Profondément ancrée dans les esprits, l’idéologie coloniale est toujours aussi prégnante, et le racisme, qui en est l’illustration et la base, s’exprime de plus en plus ouvertement à travers des amalgames douteux assénés comme des vérités premières, sans que la moralité ou les principes en soient dérangés. La déshumanisation, la « chosification » de l’autre, de l’ex colonisé-e, permet et justifie la violence, la discrimination, la barbarie… Il ne faut pas oublier que les pouvoirs, sous des dehors parfois angéliques et même moralisateurs, instrumentalisent et utilisent les amalgames, histoire de diviser pour mieux régner, ou encore à des fins électoralistes.

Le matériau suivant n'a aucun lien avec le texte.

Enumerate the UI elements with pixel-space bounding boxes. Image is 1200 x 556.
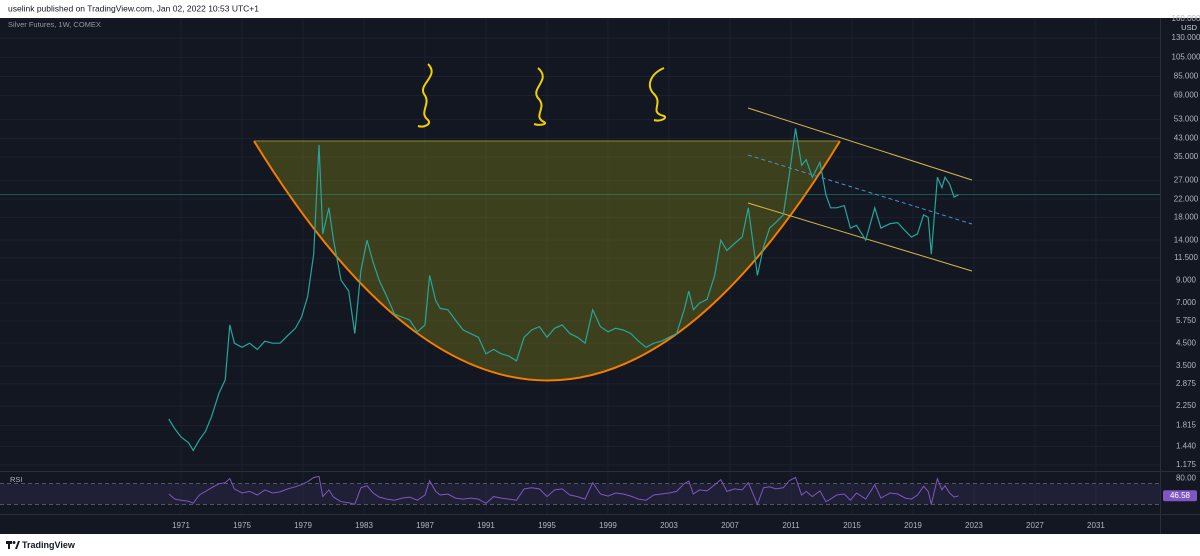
price-layer <box>0 128 1160 452</box>
channel-lower <box>747 202 973 272</box>
grid <box>0 18 1160 514</box>
rsi-band <box>0 483 1160 505</box>
unit-label: USD <box>1181 23 1197 32</box>
y-tick-label: 1.175 <box>1176 460 1197 469</box>
y-tick-label: 4.500 <box>1176 338 1197 347</box>
rsi-last-box <box>1163 490 1197 502</box>
y-tick-label: 27.000 <box>1174 176 1199 185</box>
x-tick-label: 2019 <box>904 521 922 530</box>
y-tick-label: 53.000 <box>1174 114 1199 123</box>
squiggle <box>648 67 666 122</box>
x-tick-label: 1971 <box>172 521 190 530</box>
y-tick-label: 7.000 <box>1176 298 1197 307</box>
channel-upper <box>747 107 973 181</box>
y-tick-label: 22.000 <box>1174 194 1199 203</box>
y-tick-label: 18.000 <box>1174 212 1199 221</box>
x-tick-label: 1995 <box>538 521 556 530</box>
rsi-tick-label: 80.00 <box>1176 474 1197 483</box>
header-text: uselink published on TradingView.com, Ja… <box>8 3 259 13</box>
x-tick-label: 2011 <box>782 521 800 530</box>
y-tick-label: 1.815 <box>1176 421 1197 430</box>
x-tick-label: 1987 <box>416 521 434 530</box>
y-tick-label: 69.000 <box>1174 91 1199 100</box>
price-line <box>168 128 959 452</box>
squiggle <box>417 63 433 128</box>
tradingview-logo <box>6 541 20 549</box>
y-tick-label: 3.500 <box>1176 361 1197 370</box>
squiggle <box>533 67 546 126</box>
y-tick-label: 43.000 <box>1174 133 1199 142</box>
x-tick-label: 1975 <box>233 521 251 530</box>
rsi-layer <box>0 475 1160 506</box>
rsi-title: RSI <box>10 475 23 484</box>
y-tick-label: 160.000 <box>1172 14 1200 23</box>
y-tick-label: 1.440 <box>1176 442 1197 451</box>
y-tick-label: 2.875 <box>1176 379 1197 388</box>
x-tick-label: 2023 <box>965 521 983 530</box>
x-tick-label: 1983 <box>355 521 373 530</box>
x-tick-label: 1999 <box>599 521 617 530</box>
y-tick-label: 130.000 <box>1172 33 1200 42</box>
x-tick-label: 1991 <box>477 521 495 530</box>
x-tick-label: 2003 <box>660 521 678 530</box>
y-tick-label: 9.000 <box>1176 275 1197 284</box>
footer-bar <box>0 534 1200 556</box>
y-tick-label: 14.000 <box>1174 235 1199 244</box>
x-tick-label: 2031 <box>1087 521 1105 530</box>
rsi-last-label: 46.58 <box>1170 491 1191 500</box>
x-tick-label: 2015 <box>843 521 861 530</box>
header-bar <box>0 0 1200 18</box>
axes: 1971 1975 1979 1983 1987 1991 1995 1999 2003 2007… <box>172 14 1200 530</box>
y-tick-label: 2.250 <box>1176 401 1197 410</box>
chart-background <box>0 18 1200 534</box>
y-tick-label: 5.750 <box>1176 316 1197 325</box>
y-tick-label: 35.000 <box>1174 152 1199 161</box>
x-tick-label: 2007 <box>721 521 739 530</box>
footer-brand: TradingView <box>22 540 76 550</box>
y-tick-label: 105.000 <box>1172 52 1200 61</box>
y-tick-label: 11.500 <box>1174 253 1198 262</box>
chart-title: Silver Futures, 1W, COMEX <box>8 20 101 29</box>
x-tick-label: 1979 <box>294 521 312 530</box>
x-tick-label: 2027 <box>1026 521 1044 530</box>
y-tick-label: 85.000 <box>1174 72 1199 81</box>
rsi-line <box>168 475 959 506</box>
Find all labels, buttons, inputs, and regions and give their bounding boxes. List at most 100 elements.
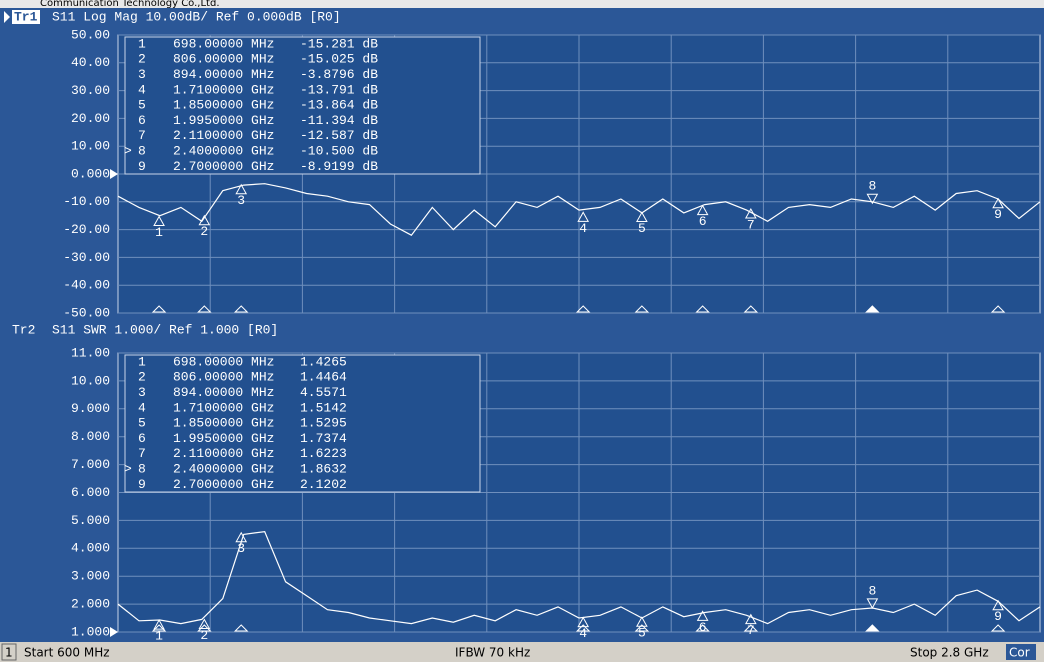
marker-freq: 2.1100000 GHz <box>173 128 274 143</box>
marker-value: 4.5571 <box>300 385 347 400</box>
marker-list-id: 8 <box>138 144 146 159</box>
marker-label: 4 <box>579 626 587 641</box>
marker-list-id: 5 <box>138 98 146 113</box>
y-tick-label: 10.00 <box>71 373 110 388</box>
active-arrow <box>4 11 10 23</box>
marker-freq: 1.8500000 GHz <box>173 98 274 113</box>
marker-label: 7 <box>747 217 755 232</box>
trace-header: S11 Log Mag 10.00dB/ Ref 0.000dB [R0] <box>52 9 341 24</box>
marker-position <box>151 305 167 313</box>
marker-value: -10.500 dB <box>300 144 378 159</box>
y-tick-label: -20.00 <box>63 222 110 237</box>
y-tick-label: 7.000 <box>71 457 110 472</box>
marker-symbol <box>235 531 248 543</box>
marker-list-id: 1 <box>138 36 146 51</box>
marker-list-id: 3 <box>138 67 146 82</box>
y-tick-label: 20.00 <box>71 111 110 126</box>
marker-position <box>865 624 880 632</box>
marker-value: -13.791 dB <box>300 82 378 97</box>
trace-label: Tr2 <box>12 322 35 337</box>
marker-list-id: 2 <box>138 52 146 67</box>
marker-position <box>743 305 759 313</box>
marker-symbol <box>696 204 709 216</box>
marker-symbol <box>235 183 248 195</box>
marker-position <box>634 305 650 313</box>
trace <box>117 530 1041 625</box>
marker-value: -15.281 dB <box>300 36 378 51</box>
marker-list-id: 2 <box>138 370 146 385</box>
marker-freq: 1.7100000 GHz <box>173 400 274 415</box>
marker-value: 1.5142 <box>300 400 347 415</box>
marker-position <box>234 624 249 632</box>
marker-symbol <box>153 215 165 226</box>
marker-label: 6 <box>699 214 707 229</box>
marker-label: 6 <box>699 620 707 635</box>
marker-label: 5 <box>638 221 646 236</box>
marker-value: -8.9199 dB <box>300 159 378 174</box>
marker-position <box>634 624 650 632</box>
marker-label: 2 <box>200 628 208 643</box>
marker-active-prefix: > <box>124 462 132 477</box>
marker-position <box>234 305 249 313</box>
trace-header: S11 SWR 1.000/ Ref 1.000 [R0] <box>52 322 278 337</box>
marker-list-id: 4 <box>138 400 146 415</box>
marker-list-id: 1 <box>138 354 146 369</box>
marker-freq: 1.9950000 GHz <box>173 431 274 446</box>
marker-symbol <box>636 211 648 223</box>
marker-label: 1 <box>155 225 163 240</box>
marker-position <box>197 305 212 313</box>
marker-symbol <box>577 616 590 628</box>
y-tick-label: 10.00 <box>71 139 110 154</box>
marker-label: 5 <box>638 626 646 641</box>
marker-freq: 894.00000 MHz <box>173 67 274 82</box>
y-tick-label: 40.00 <box>71 55 110 70</box>
marker-list-id: 5 <box>138 416 146 431</box>
ref-arrow <box>110 627 118 637</box>
marker-position <box>695 624 710 632</box>
marker-label: 2 <box>200 224 208 239</box>
marker-list-id: 6 <box>138 113 146 128</box>
marker-value: -15.025 dB <box>300 52 378 67</box>
marker-position <box>575 624 591 632</box>
title-bar <box>0 0 1044 8</box>
marker-list-id: 6 <box>138 431 146 446</box>
marker-freq: 2.4000000 GHz <box>173 462 274 477</box>
marker-position <box>865 305 880 313</box>
cor[interactable]: Cor <box>1009 646 1030 660</box>
marker-value: 1.6223 <box>300 446 347 461</box>
marker-value: 2.1202 <box>300 477 347 492</box>
y-tick-label: -10.00 <box>63 194 110 209</box>
y-tick-label: -50.00 <box>63 305 110 320</box>
marker-label: 3 <box>237 541 245 556</box>
marker-freq: 1.9950000 GHz <box>173 113 274 128</box>
y-tick-label: 30.00 <box>71 83 110 98</box>
ref-arrow <box>110 169 118 179</box>
marker-symbol <box>577 211 590 222</box>
marker-freq: 698.00000 MHz <box>173 354 274 369</box>
marker-list-id: 9 <box>138 159 146 174</box>
active-trace-box <box>12 10 40 24</box>
marker-list-id: 7 <box>138 446 146 461</box>
marker-value: 1.8632 <box>300 462 347 477</box>
marker-table <box>124 36 481 175</box>
cor-box[interactable] <box>1006 644 1036 660</box>
marker-label: 9 <box>994 207 1002 222</box>
y-tick-label: 50.00 <box>71 27 110 42</box>
marker-symbol <box>744 207 757 219</box>
marker-label: 3 <box>237 193 245 208</box>
y-tick-label: -40.00 <box>63 278 110 293</box>
marker-list-id: 8 <box>138 462 146 477</box>
marker-symbol <box>992 599 1004 611</box>
marker-symbol <box>198 214 211 226</box>
y-tick-label: 0.000 <box>71 166 110 181</box>
marker-symbol <box>744 613 757 625</box>
marker-position <box>575 305 591 313</box>
marker-symbol <box>636 616 648 627</box>
stop-freq: Stop 2.8 GHz <box>910 646 989 660</box>
y-tick-label: 11.00 <box>71 345 110 360</box>
channel: 1 <box>5 646 13 660</box>
ifbw: IFBW 70 kHz <box>455 646 530 660</box>
y-tick-label: -30.00 <box>63 250 110 265</box>
marker-label: 1 <box>155 629 163 644</box>
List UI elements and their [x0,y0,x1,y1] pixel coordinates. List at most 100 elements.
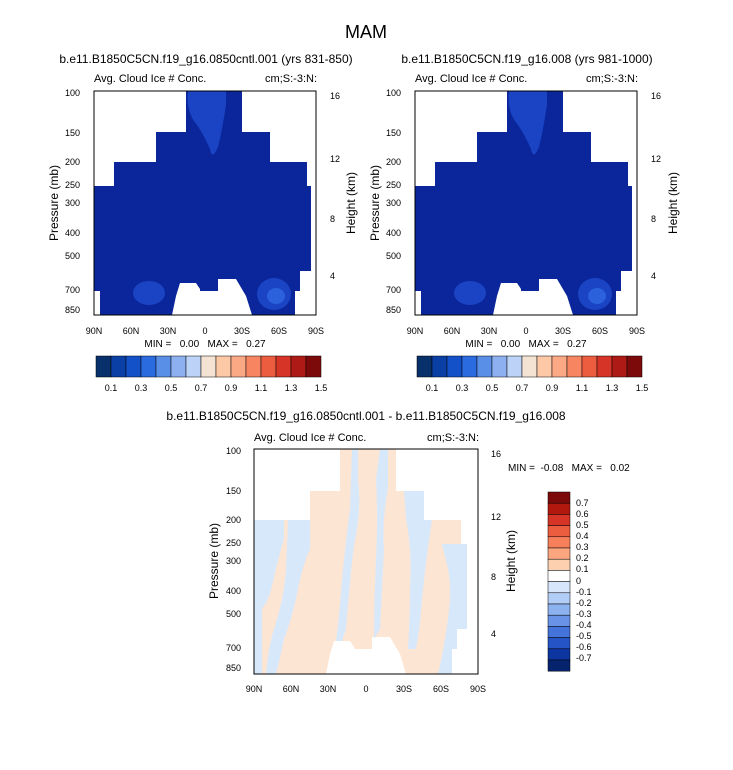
panel-3-colorbar-label: -0.4 [576,620,592,630]
panel-3-neg-region-west-2 [266,520,310,674]
colorbar-swatch [536,355,553,378]
panel-1-ytick: 100 [65,88,80,98]
panel-2-xtick: 60N [444,326,461,336]
panel-3-xtick: 30N [320,684,337,694]
panel-3-colorbar-label: 0.6 [576,509,589,519]
panel-2-upper-core [508,91,547,155]
panel-3-y-axis-left: 100 150 200 250 300 400 500 700 850 Pres… [207,446,241,673]
colorbar-swatch [110,355,127,378]
panel-2-colorbar: 0.1 0.3 0.5 0.7 0.9 1.1 1.3 1.5 [416,355,648,393]
panel-3-ytick-right: 12 [491,512,501,522]
panel-3-ylabel: Pressure (mb) [207,523,221,599]
panel-3-ytick: 300 [226,556,241,566]
panel-1-xtick: 90S [308,326,324,336]
panel-2-xtick: 0 [523,326,528,336]
colorbar-swatch [476,355,493,378]
panel-3-neg-region-west [254,520,284,674]
panel-3-neg-region-east [404,491,432,649]
panel-2-y-axis-left: 100 150 200 250 300 400 500 700 850 Pres… [368,88,401,315]
panel-1-ytick: 200 [65,157,80,167]
panel-2-frame [414,90,638,316]
panel-1-colorbar-label: 0.1 [105,383,118,393]
panel-2-ytick: 700 [386,285,401,295]
panel-1-title: b.e11.B1850C5CN.f19_g16.0850cntl.001 (yr… [59,52,352,66]
colorbar-swatch [215,355,232,378]
panel-3-frame [253,448,479,675]
panel-3-colorbar-label: 0.7 [576,498,589,508]
panel-1-y-axis-left: 100 150 200 250 300 400 500 700 850 Pres… [47,88,80,315]
colorbar-swatch [626,355,643,378]
panel-2-xtick: 60S [592,326,608,336]
colorbar-swatch [506,355,523,378]
panel-1-left-subtitle: Avg. Cloud Ice # Conc. [94,73,206,85]
panel-3-xtick: 60N [283,684,300,694]
colorbar-swatch [547,491,571,504]
colorbar-swatch [547,614,571,627]
panel-3-colorbar-label: 0 [576,576,581,586]
panel-1: b.e11.B1850C5CN.f19_g16.0850cntl.001 (yr… [47,52,358,393]
panel-1-colorbar-label: 0.9 [225,383,238,393]
panel-1-ytick-right: 8 [330,214,335,224]
colorbar-swatch [581,355,598,378]
panel-1-ytick-right: 4 [330,271,335,281]
panel-2-y-axis-right: 16 12 8 4 Height (km) [651,91,680,281]
panel-2-ylabel: Pressure (mb) [368,165,382,241]
panel-1-xtick: 90N [86,326,103,336]
panel-1-min-max: MIN = 0.00 MAX = 0.27 [144,339,266,350]
panel-1-frame [93,90,317,316]
panel-2-colorbar-label: 0.9 [546,383,559,393]
colorbar-swatch [547,626,571,638]
panel-2-field-dark [415,91,632,315]
colorbar-swatch [200,355,217,378]
panel-1-right-blob-core [267,288,285,304]
panel-3-title: b.e11.B1850C5CN.f19_g16.0850cntl.001 - b… [166,409,566,423]
colorbar-swatch [140,355,157,378]
panel-3-ytick: 400 [226,586,241,596]
colorbar-swatch [260,355,277,378]
panel-3-min-max: MIN = -0.08 MAX = 0.02 [508,463,630,474]
panel-2-colorbar-label: 0.5 [486,383,499,393]
panel-3-neg-streak-2 [374,449,388,639]
panel-3: b.e11.B1850C5CN.f19_g16.0850cntl.001 - b… [166,409,630,694]
colorbar-swatch [547,581,571,594]
panel-3-colorbar: 0.7 0.6 0.5 0.4 0.3 0.2 0.1 0 -0.1 -0.2 … [547,491,592,672]
panel-2-ylabel-right: Height (km) [666,172,680,234]
panel-3-xtick: 60S [433,684,449,694]
panel-2-colorbar-label: 0.3 [456,383,469,393]
panel-3-ytick: 100 [226,446,241,456]
panel-2-colorbar-label: 1.3 [606,383,619,393]
colorbar-swatch [170,355,187,378]
panel-2-left-subtitle: Avg. Cloud Ice # Conc. [415,73,527,85]
panel-1-ytick: 250 [65,180,80,190]
panel-2-ytick: 300 [386,198,401,208]
panel-3-colorbar-label: 0.4 [576,531,589,541]
panel-1-xtick: 0 [202,326,207,336]
panel-2-xtick: 90N [407,326,424,336]
panel-3-right-subtitle: cm;S:-3:N: [427,432,479,444]
panel-2-low-gap [493,279,573,315]
panel-2-ytick: 850 [386,305,401,315]
panel-3-left-subtitle: Avg. Cloud Ice # Conc. [254,432,366,444]
panel-2-colorbar-label: 1.1 [576,383,589,393]
panel-2-x-axis: 90N 60N 30N 0 30S 60S 90S [407,326,645,336]
panel-2-ytick: 400 [386,228,401,238]
panel-2-ytick-right: 4 [651,271,656,281]
panel-3-colorbar-label: -0.1 [576,587,592,597]
panel-3-colorbar-label: -0.3 [576,609,592,619]
panel-1-upper-core [187,91,226,155]
colorbar-swatch [547,536,571,549]
panel-2-ytick: 250 [386,180,401,190]
page-title: MAM [345,22,387,42]
panel-1-right-subtitle: cm;S:-3:N: [265,73,317,85]
panel-1-xtick: 30S [234,326,250,336]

Désobéir au colonialisme est donc un petit livre à mettre dans la poche, un outil pour décrypter le colonialisme, s’y opposer et y désobéir. Or, c’est bien connu, pour comprendre le présent, il faut connaître le passé afin de mieux discerner comment une idéologie s’impose et comment un processus permet de passer du stade de la propagande à celui de sens commun.

« Le colonialisme n’est pas mort. […] Le colonialisme, c’est-à-dire à la fois le phénomène de la colonisation (occupation territoriale), et l’idéologie qui l’accompagne, n’est pas mort. De nombreuses situations coloniales demeurent, et l’idéologie coloniale continue de produire des effets là où elle est réputée disparue. »

Il s’agit donc de « décoloniser les imaginaires »

Non, « le colonialisme n’est pas mort avec la fin de la guerre d’Algérie et de l’Empire français. Il se perpétue à travers des occupations de territoires de la Palestine au Sahara occidental, du Kurdistan au Tibet. L’ordre colonial prend de nouvelles formes : néocolonialisme, Françafrique, colonialisme interne, territoires d’outre mer, dette financière, ou écologique, accaparement des terres, contrôle des images et des sons…

En France, les discriminations racistes instituent une ségrégation post coloniale dans les quartiers populaires tandis que les nostalgiques de la
« colonisation positive » relèvent la tête. Face au nouvel ordre colonial,
une nouvelle génération de militants anticolonialistes invente de nouvelles formes de désobéissances, liant le passé, le présent et l’avenir pour résister et décoloniser. »

C’est le but de ce livre de Patrick Farbiaz qui donne aussi des exemples concrets et les moyens pour contrer l’idéologie dominante.